In that case, she tells police she was approached by a man who got out of his truck and tried to show her something inside the vehicle. The RCMP says when he apparently tried to grab her, she kicked him and was able to get back on her bike to escape.
Mounties are praising the girl’s actions and reminding parents to prepare their kids for dangerous situations like these.
Investigators in Burnaby are looking for a south Asian man, around 30 years old, seen driving a silver, older model, four-door sedan which has some missing paint near the front license plate. In Nanaimo, the RCMP is looking for a white man with a dark beard and dark hair.
Neither girl was hurt.
Strangers and safety: recommendations from the CSC
In both cases, Lewis Smith with the Canada Safety Council says the girls acted correctly.
“It’s important for a parent to instill the importance of trusting your instincts to children,” the manager of national projects at the CSC tells NEWS 1130.

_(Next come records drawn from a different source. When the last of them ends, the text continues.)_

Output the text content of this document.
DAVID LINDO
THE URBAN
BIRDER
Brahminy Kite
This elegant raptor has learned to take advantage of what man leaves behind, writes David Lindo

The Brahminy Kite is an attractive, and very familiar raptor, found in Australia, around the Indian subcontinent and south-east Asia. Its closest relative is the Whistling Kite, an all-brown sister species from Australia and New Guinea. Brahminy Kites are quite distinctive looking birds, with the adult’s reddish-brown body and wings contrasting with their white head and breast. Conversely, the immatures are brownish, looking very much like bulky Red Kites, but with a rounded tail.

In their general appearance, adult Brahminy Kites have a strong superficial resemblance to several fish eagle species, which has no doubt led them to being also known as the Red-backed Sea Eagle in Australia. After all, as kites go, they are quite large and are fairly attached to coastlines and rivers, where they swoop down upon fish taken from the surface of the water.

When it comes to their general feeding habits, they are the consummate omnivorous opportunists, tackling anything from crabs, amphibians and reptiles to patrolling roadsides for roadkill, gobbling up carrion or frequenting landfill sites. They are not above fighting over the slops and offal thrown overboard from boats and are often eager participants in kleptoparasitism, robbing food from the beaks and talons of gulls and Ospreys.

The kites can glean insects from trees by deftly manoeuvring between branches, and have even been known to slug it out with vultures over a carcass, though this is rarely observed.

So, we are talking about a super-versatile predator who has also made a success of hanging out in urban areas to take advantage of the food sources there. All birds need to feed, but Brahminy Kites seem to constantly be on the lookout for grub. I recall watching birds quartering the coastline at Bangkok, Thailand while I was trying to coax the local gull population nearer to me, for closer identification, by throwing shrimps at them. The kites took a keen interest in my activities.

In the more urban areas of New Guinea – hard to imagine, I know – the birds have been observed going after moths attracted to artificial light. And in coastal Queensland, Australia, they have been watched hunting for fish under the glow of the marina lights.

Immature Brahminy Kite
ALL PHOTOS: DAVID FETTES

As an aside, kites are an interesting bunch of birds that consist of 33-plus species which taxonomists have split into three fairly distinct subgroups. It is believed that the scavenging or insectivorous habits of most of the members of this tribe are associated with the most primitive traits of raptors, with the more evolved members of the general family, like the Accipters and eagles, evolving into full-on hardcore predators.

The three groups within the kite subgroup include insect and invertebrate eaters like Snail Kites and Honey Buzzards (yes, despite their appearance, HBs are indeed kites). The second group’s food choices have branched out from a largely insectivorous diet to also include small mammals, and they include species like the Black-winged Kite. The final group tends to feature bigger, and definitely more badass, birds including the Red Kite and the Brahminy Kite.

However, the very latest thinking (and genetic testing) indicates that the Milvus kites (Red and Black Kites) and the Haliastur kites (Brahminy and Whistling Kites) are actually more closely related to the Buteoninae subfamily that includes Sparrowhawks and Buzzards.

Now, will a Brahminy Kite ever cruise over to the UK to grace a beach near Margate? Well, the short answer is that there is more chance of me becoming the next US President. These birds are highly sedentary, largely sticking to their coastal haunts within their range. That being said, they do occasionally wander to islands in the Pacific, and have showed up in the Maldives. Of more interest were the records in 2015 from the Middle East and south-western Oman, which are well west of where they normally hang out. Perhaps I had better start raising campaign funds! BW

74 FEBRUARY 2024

However, he notes teaching kids that all strangers are a threat isn’t the best approach.
“Not all strangers are inherently bad, and the ‘stranger-danger’ or ‘never talk to strangers’ model isn’t really the way to go,” Smith says, adding there are a few reasons for this.
For one, he says it can be confusing for children, especially if their parents are speaking with strangers and aren’t “modelling the same behaviour.”
Smith says there are also situations when you need to call on a stranger for help in an emergency. That, he explains, can confuse a child.
So how can a parent teach a child to rely on their instincts? Smith says the best thing to do is to practice what-if scenarios.
“It’s very helpful for a child to be able to contextualize before it happens. Talk with your child about the importance of, if you’re offered a ride with a stranger, why is that not ok? Why should that make you feel uncomfortable?”
He stresses the importance of talking about the “why” of not doing something. “Because, ultimately, we’re trying to instill our children with values and attitudes that will serve them well throughout their lives, rather than just a how-to manual on how to survive childhood.”
It’s important to teach children where they go to get help if their parents or someone they know isn’t around, he adds.